Oftentimes the performance of these queries is directly proportional to the amount of data processed. So reducing the amount of stored data, would not only reduce our cost, but also improve the performance.
Of course we are already compressing our data. Clickhouse supports lz4 and zstd compression, and while zstd is a bit slower and resource intensive, the fact that Clickhouse needs to scan less data makes up for it. Also we use gzip compression for sending data into Clickhouse, to reduce cross-AZ traffic, like the Kafka cross-AZ traffic optimization we blogged about earlier, where we reduced cross-AZ traffic with configuration. For the type of data we send, we calculated that a level 2-3 compression is already sufficient and it is not worth doing higher levels.
We have been running on the same schema for a year now and collected several changes we want to do. However a schema migration on billions of records is nothing that you want to do all the time. When we came across the LowCardinality data type the first time, it seemed like nothing we could use. We assumed that our data is just not homogeneous enough to be able to use it. But when looking at it recently again, it turns out we were very wrong. The name LowCardinality is slightly misleading. It actually can be understood as a dictionary. And according to our tests, it still performs better and is faster even when the column contains millions of different values.
So a new schema was created, and alongside a migration utility. We had several ideas for how to do the migration, some of them with a higher operational complexity but no downtime, others are faster and easier but do require downtime. In the end Clickhouse is our biggest database and has an incredibly high rate of updates every second. Luckily, we never update old data!
We ended up implementing a migration utility that can do everything: Online live migration, stop the world batch migration, easy stop and restart and much more. This also enables our self-hosted on-premises customers to choose what approach works best for them.
The migration took several weeks to complete. When it now came to evaluating the overall result, we were happy to see that all the load tests and calculations we had done hold true for the full production dataset.
The size on disk went down by almost 50%:
SELECT table, formatReadableSize(SUM(bytes_on_disk)) FROM system.parts WHERE (active = 1) AND ((table = 'calls_v2') OR (table = 'calls_v3')) GROUP BY table ┌─table────┬─formatReadableSize(SUM(bytes_on_disk))─┐ │ calls_v3 │ 1.85 TiB │ │ calls_v2 │ 3.90 TiB │ └──────────┴────────────────────────────────────────┘
And the performance improved almost by 2x!
Here two screenshots from our Instana self monitoring. They ironically show trace analytics screens which looks up the performance of calls to our “clickhouse” service for a specific customer. This customer is running in our US datacenter and does nightly reports using our REST API, and as such causes a lot of processing intensive Clickhouse calls. We performed the go-live of reading from the new schema by our European team in the morning at 9:14.
Immediately the number of calls more than doubled. Why is that? Well if we do not look at the count, but at the mean latency, it is pretty clear what happened:
All those blue “GetCallGroups” queries are now twice as fast. And apparently our customer uses some kind of concurrency limiting, which now is able to do double the amount of calls in the same time.

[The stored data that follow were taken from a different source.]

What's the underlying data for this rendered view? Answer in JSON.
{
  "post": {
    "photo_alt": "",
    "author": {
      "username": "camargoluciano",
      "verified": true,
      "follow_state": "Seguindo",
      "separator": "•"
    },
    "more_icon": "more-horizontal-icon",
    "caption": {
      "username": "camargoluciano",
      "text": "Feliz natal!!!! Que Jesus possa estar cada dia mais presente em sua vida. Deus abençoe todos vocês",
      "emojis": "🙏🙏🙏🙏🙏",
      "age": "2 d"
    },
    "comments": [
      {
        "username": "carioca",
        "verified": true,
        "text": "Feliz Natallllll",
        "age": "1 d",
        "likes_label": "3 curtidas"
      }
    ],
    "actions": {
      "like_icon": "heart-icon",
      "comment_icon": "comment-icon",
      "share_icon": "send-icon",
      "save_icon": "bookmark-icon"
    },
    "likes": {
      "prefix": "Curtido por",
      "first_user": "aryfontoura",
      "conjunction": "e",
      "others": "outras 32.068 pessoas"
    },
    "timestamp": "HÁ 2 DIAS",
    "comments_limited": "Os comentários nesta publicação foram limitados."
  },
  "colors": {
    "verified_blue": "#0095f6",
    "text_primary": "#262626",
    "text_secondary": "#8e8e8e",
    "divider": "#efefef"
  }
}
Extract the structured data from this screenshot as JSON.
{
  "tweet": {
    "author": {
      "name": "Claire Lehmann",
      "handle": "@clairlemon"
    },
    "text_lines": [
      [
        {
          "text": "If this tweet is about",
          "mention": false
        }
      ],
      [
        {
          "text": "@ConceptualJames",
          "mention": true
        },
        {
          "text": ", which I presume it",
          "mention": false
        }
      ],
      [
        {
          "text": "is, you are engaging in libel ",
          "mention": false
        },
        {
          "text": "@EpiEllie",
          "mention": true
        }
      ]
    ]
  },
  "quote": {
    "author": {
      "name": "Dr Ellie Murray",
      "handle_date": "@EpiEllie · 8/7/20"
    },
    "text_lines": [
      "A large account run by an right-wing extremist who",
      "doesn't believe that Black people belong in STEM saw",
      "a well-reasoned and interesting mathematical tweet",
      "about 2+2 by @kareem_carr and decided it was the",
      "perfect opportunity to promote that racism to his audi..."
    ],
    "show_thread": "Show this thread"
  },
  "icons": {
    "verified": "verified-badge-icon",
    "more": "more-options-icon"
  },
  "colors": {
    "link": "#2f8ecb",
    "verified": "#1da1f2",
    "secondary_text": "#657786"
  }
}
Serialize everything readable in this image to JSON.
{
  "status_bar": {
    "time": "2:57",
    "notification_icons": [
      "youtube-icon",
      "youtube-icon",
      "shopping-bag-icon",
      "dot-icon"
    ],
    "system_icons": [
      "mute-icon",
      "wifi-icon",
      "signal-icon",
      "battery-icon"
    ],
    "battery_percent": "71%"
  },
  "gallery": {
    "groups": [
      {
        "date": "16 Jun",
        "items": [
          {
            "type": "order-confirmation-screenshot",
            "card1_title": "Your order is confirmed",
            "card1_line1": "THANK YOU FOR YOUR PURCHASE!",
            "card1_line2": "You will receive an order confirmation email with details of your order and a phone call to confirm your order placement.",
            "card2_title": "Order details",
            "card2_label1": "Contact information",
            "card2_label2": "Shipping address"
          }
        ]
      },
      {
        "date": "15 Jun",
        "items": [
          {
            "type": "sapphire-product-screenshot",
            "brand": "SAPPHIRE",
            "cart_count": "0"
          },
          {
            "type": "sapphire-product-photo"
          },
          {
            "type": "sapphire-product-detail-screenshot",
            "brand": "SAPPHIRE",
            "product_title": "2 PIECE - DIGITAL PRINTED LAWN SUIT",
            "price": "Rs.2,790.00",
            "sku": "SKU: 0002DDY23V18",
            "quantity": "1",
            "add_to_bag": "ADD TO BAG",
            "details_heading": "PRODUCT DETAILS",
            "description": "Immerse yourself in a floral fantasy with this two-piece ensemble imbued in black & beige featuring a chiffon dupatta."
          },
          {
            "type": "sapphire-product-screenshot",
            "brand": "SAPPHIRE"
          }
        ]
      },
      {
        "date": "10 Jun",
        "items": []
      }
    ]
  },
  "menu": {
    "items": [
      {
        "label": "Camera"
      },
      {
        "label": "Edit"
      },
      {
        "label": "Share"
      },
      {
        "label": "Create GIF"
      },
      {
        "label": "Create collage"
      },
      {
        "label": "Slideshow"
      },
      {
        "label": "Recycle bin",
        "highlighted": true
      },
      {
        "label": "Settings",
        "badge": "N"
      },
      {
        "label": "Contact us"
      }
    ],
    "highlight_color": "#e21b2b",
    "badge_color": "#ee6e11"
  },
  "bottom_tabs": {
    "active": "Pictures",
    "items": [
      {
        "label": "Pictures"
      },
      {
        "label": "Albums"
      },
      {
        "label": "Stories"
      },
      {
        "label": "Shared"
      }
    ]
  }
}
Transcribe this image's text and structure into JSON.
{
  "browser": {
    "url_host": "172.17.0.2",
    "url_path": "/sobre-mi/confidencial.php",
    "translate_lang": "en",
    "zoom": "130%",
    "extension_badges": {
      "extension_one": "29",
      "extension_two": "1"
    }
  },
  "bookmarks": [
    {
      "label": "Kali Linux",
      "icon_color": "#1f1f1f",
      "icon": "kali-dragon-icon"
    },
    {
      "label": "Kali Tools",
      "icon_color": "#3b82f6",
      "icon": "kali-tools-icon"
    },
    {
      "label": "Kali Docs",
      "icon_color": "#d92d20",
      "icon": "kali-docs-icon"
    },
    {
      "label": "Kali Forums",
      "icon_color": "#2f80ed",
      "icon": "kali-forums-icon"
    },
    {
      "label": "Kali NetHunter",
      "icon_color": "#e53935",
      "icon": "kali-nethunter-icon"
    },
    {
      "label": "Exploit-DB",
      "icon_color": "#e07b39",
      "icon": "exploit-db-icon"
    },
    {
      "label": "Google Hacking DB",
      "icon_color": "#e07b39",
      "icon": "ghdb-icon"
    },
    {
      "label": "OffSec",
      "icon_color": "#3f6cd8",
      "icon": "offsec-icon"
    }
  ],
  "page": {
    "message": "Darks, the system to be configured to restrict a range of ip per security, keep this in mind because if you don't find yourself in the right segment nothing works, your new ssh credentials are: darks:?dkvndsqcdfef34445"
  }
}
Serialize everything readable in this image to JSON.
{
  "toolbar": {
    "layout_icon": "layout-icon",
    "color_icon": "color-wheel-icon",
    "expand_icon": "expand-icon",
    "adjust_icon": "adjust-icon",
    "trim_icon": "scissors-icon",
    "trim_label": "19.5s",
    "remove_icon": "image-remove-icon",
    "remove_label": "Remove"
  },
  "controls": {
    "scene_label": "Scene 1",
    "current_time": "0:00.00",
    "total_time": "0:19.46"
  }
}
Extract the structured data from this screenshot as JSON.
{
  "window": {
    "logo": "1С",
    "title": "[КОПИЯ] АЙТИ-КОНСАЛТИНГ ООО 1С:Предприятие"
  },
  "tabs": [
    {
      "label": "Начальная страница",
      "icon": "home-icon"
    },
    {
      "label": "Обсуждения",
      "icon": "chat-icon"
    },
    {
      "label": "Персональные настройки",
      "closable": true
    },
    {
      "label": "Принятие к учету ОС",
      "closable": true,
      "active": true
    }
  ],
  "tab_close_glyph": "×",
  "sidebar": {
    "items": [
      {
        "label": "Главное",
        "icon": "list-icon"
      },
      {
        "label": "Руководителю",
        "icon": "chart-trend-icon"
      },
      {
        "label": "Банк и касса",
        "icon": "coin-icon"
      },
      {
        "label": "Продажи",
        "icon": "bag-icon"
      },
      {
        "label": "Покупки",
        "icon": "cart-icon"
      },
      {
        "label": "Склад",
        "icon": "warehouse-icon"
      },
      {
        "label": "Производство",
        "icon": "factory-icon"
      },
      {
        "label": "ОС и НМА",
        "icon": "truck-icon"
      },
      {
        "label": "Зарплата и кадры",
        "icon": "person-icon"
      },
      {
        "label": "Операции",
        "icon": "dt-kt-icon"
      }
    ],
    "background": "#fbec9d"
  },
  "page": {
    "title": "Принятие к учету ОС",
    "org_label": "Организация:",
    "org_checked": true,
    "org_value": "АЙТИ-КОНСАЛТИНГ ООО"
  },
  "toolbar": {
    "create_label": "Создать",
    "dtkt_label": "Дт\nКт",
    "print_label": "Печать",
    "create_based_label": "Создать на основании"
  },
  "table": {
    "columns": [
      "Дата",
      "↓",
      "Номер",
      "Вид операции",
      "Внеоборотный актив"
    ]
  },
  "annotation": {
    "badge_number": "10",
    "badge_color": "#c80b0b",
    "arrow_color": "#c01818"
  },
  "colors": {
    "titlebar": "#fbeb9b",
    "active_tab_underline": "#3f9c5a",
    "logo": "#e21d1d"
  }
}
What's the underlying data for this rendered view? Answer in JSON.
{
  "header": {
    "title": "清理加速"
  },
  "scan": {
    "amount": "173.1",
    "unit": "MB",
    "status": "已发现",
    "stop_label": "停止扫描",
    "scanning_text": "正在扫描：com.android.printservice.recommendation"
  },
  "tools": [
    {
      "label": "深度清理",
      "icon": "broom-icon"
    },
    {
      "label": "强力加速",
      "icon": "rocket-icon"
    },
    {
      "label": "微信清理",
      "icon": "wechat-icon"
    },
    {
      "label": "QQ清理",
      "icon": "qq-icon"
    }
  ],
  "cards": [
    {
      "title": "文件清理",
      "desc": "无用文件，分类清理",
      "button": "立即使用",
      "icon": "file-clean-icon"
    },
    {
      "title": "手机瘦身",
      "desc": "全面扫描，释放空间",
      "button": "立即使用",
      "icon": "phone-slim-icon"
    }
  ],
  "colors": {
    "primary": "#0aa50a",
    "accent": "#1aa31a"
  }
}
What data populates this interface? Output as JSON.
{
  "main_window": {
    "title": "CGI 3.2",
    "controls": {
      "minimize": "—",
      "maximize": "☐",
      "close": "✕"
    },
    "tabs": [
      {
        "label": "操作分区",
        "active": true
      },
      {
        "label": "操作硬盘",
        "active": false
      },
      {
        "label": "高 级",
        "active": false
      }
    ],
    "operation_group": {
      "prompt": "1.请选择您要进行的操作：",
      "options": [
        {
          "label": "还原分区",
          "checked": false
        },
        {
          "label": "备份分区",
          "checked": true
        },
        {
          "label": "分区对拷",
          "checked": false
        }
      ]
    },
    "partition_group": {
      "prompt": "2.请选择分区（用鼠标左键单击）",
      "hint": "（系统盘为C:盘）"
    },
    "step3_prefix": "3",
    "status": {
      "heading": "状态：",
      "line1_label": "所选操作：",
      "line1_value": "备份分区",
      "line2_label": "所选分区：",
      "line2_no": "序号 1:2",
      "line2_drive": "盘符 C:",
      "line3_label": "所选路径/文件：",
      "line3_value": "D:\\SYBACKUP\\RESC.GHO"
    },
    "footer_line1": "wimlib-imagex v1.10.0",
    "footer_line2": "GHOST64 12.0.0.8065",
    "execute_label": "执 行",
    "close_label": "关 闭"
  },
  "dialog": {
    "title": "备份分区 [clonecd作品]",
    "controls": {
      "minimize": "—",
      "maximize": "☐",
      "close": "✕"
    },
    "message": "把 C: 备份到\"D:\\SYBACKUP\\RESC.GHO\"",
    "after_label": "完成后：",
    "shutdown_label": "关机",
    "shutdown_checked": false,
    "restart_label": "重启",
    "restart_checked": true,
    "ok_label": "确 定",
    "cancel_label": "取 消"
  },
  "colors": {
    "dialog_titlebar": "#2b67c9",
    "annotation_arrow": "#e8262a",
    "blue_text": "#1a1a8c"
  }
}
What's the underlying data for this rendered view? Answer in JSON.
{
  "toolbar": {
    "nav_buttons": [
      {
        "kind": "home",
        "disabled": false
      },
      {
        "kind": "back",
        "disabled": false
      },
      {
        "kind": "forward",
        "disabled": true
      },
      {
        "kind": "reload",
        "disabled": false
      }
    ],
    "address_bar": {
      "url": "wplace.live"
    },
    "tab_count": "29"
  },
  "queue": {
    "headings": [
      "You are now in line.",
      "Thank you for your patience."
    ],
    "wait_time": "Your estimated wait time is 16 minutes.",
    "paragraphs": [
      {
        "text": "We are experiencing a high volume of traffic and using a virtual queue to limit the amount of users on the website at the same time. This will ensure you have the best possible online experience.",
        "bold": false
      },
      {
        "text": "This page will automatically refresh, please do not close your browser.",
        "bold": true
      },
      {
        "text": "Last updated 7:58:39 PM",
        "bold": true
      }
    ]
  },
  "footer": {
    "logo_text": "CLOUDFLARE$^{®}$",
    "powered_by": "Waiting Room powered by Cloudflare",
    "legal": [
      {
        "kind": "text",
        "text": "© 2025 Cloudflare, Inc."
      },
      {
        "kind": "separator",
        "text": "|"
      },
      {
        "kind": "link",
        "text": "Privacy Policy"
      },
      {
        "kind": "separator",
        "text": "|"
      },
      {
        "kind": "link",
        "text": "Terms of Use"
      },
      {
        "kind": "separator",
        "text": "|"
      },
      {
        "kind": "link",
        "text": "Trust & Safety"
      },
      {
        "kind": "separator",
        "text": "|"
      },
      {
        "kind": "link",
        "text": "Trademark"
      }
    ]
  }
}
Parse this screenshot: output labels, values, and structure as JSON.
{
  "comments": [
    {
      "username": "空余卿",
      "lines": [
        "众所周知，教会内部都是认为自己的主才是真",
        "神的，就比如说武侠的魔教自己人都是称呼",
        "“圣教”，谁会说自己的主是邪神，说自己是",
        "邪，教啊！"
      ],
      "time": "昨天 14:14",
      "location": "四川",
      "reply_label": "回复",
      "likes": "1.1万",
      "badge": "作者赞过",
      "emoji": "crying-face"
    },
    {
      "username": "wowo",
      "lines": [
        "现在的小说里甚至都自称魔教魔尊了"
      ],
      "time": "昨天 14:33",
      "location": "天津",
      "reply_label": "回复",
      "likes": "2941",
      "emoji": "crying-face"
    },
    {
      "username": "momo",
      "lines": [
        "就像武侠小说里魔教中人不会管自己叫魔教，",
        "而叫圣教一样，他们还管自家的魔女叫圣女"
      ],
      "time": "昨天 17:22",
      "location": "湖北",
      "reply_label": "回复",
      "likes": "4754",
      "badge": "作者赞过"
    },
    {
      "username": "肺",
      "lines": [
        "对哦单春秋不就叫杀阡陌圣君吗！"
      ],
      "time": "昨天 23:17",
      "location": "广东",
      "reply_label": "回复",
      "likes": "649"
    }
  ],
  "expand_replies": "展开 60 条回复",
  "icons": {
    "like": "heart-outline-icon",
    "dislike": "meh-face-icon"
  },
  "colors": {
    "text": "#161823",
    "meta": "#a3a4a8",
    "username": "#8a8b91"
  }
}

We also see the same improvement in our own End User Monitoring. Since end-users tend to do less complex calls via the UI than via the API, the mean did not show an improvement that is easily recognizable on screenshots, but the higher percentiles like the 95th percentile did improve significantly:
So not only did we cut our cost for storage roughly in half, we made the product twice as fast. Truly a Win-Win.